Dit uiterlijke effect (dat vaak juist van de grootst denkbare eenvoud getuigt) is congruent met de constructieve innerlijke structuur, waardoor een bouwsel van een unieke complexiteit ontstaat. Dit procédé is wel beschouwd als een extreme vorm van naturalisme en door een analist als Hans G. Helms zelfs als scherpe kritiek op de kapitalistische industriewereld.

Realistisch is de muziek van Ives ook in zoverre deze zich niet onderwerpt aan traditionele innerlijke perspectieven, de scheidslijn tussen citaat en het muzikale commentaar daarop prijsgeeft ten gunste van een in de tijd niet meer te onderscheiden continuüm. Deze integratie van citaat en commentaar valt samen met de tot in de atonaliteit reikende poliharmoniek: het in elkaar grijpen van wat bij Mahler nog gold onder het begrip ‘expressiestemmingen’.

Maar de muziek van Ives kan ondanks zijn multiplexachtige vele lagen gelukkig ook worden gezien als blijk van de traditionele compositietechniek en het even traditionele muziekleven. Jammer alleen dat die multiplexiteit zo lang de regelmatige uitvoering van zijn werk blokkeerde. Aanvankelijk werd zijn werk onuitvoerbaar geacht en pas dirigenten als Leopold Stokowski, Leonard Bernstein, Eugene Ormandy, Harold Faberman, Lukas Foss, Zubin Mehta, Leonard Slatkin en Michael Tilson Thomas hebben overtuigende pleidooien voor zijn orkestwerken gehouden (en het Julliard kwartet, Beaux Arts trio en pianist John Kirkpatrick voor zijn kamermuziek).
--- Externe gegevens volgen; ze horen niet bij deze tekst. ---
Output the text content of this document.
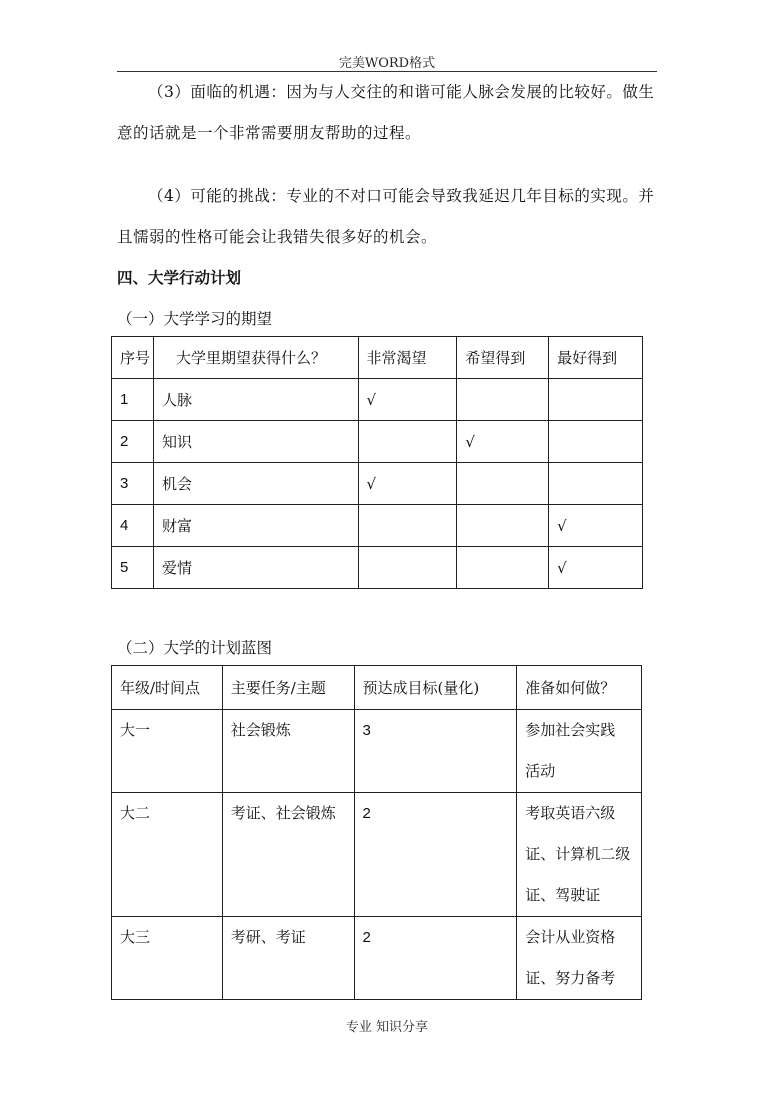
完美WORD格式

（3）面临的机遇：因为与人交往的和谐可能人脉会发展的比较好。做生意的话就是一个非常需要朋友帮助的过程。

（4）可能的挑战：专业的不对口可能会导致我延迟几年目标的实现。并且懦弱的性格可能会让我错失很多好的机会。

四、大学行动计划
（一）大学学习的期望
序号	大学里期望获得什么？	非常渴望	希望得到	最好得到
1	人脉	√		
2	知识		√	
3	机会	√		
4	财富			√
5	爱情			√
（二）大学的计划蓝图
年级/时间点	主要任务/主题	预达成目标(量化)	准备如何做？
大一	社会锻炼	3	参加社会实践
活动

大二	考证、社会锻炼	2	考取英语六级
证、计算机二级
证、驾驶证

大三	考研、考证	2	会计从业资格
证、努力备考
专业 知识分享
Enige momenten van weemoedigheid en teerheid – zoals in de 3e symfonie, The unanswered question en Three places in New England – ten spijt, schreef Ives geen ‘lekkere’ muziek, de soort die door een groter publiek wordt gewaardeerd. Zijn Spartaanse achtergrond wekte zijn afkeer van ‘mietjesgeluid’ en zijn meningen over sommige aanbeden componisten waren niet kinderachtig. Hij beschouwde Chopin als ‘een softie met een rokje aan’ en Mozart was volgens hem ‘verwijfd’.Zo bezien was hij een muzikale soort Ernest Hemingway die de dingen bij hun naam noemde en zijn meningen niet onder stoelen of banken stak. Met dit soort oprechtheid ging een soort aardgebonden idealisme volgens het principe Alle Menschen werden Brüder  hand in hand: ‘de onmogelijkheden van vandaag zijn de mogelijkheden van morgen’. Geen wonder dat Ives het voorbeeld werd van menig 20e eeuws Amerikaanse musicus en dat menig componist na hem moed putte uit zijn koene en haast stoïcijnse onafhankelijkheid.
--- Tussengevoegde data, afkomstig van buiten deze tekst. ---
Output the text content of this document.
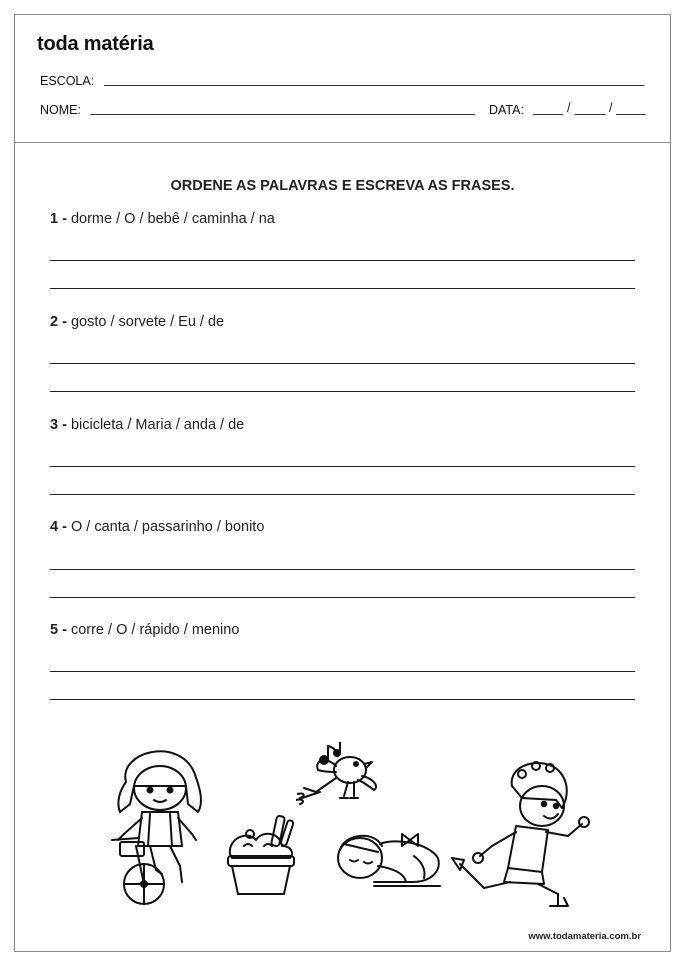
toda matéria
ESCOLA:
NOME:	DATA:	/	/
ORDENE AS PALAVRAS E ESCREVA AS FRASES.
1 - dorme / O / bebê / caminha / na
2 - gosto / sorvete / Eu / de
3 - bicicleta / Maria / anda / de
4 - O / canta / passarinho / bonito
5 - corre / O / rápido / menino
www.todamateria.com.br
In 1906 componeerde Ives als maatgevend werk zijn The unanswered question als eerste stuk waarin contrastwerking wordt bereikt door instrumentgroepen, elk met een eigen stijl, tegenover elkaar te plaatsen. Wel omschreven als “kosmisch landschap” gaat het om de ‘eeuwigdurende existentievraag’ die zevenmaal wordt gesteld door een solotrompet tegen een achtergrond van verder verwijderde strijkers con sordino die “de stilten van de Druïden – die niets weten, zien of horen” vertegenwoordigen. Vier houtblazers trekken er als het ware vergeefs op uit om het “onzichtbare antwoord” te vinden en verlaten het toneel voordat de trompet voor het laatst zijn vraag stelt. Heel indrukwekkend.

De tien jaar die volgden op The unanswered question getuigden van koortsachtige activiteiten. Een van de klassieke werken die in deze periode ontstond, is Three places in New England (1903/14); het tweede deel hieruit, Putnam’s camp, is een van de mooiste voorbeelden van Ives voorliefde voor botsende geluiden dankzij een wilde mars vol grove, deels foute noten en sommige muzikanten die een tel of wat missen. Het gaat feitelijk om door een kinderdroom geïnspireerde beelden die verband houden met de Amerikaanse Onafhankelijkheidsoorlog. Dit deel wordt voorafgegaan door Col. Shaw and his coloured regiment, een eerbetoon aan de eerste Amerikaanse compagnie die uit kleurlingen bestond. De betreffende muziek zit vol verdroomde blues en is gekruid met dissonante harmonieën. Het laatste deel, The Housatonic at Stockbridge, werd geïnspireerd door een herinnering aan een herfstwandeling die Ives met zijn vrouw ondernam kort na hun huwelijk. Ook dat is een verrassend stuk waarin een simpele volksmelodie wordt afgezet tegen een turbulente en heel tumultueuze climax waarin de hele natuur lijkt te exploderen in het bewustzijn van de componist; tot slot vervaagt alles tot gehele stilte.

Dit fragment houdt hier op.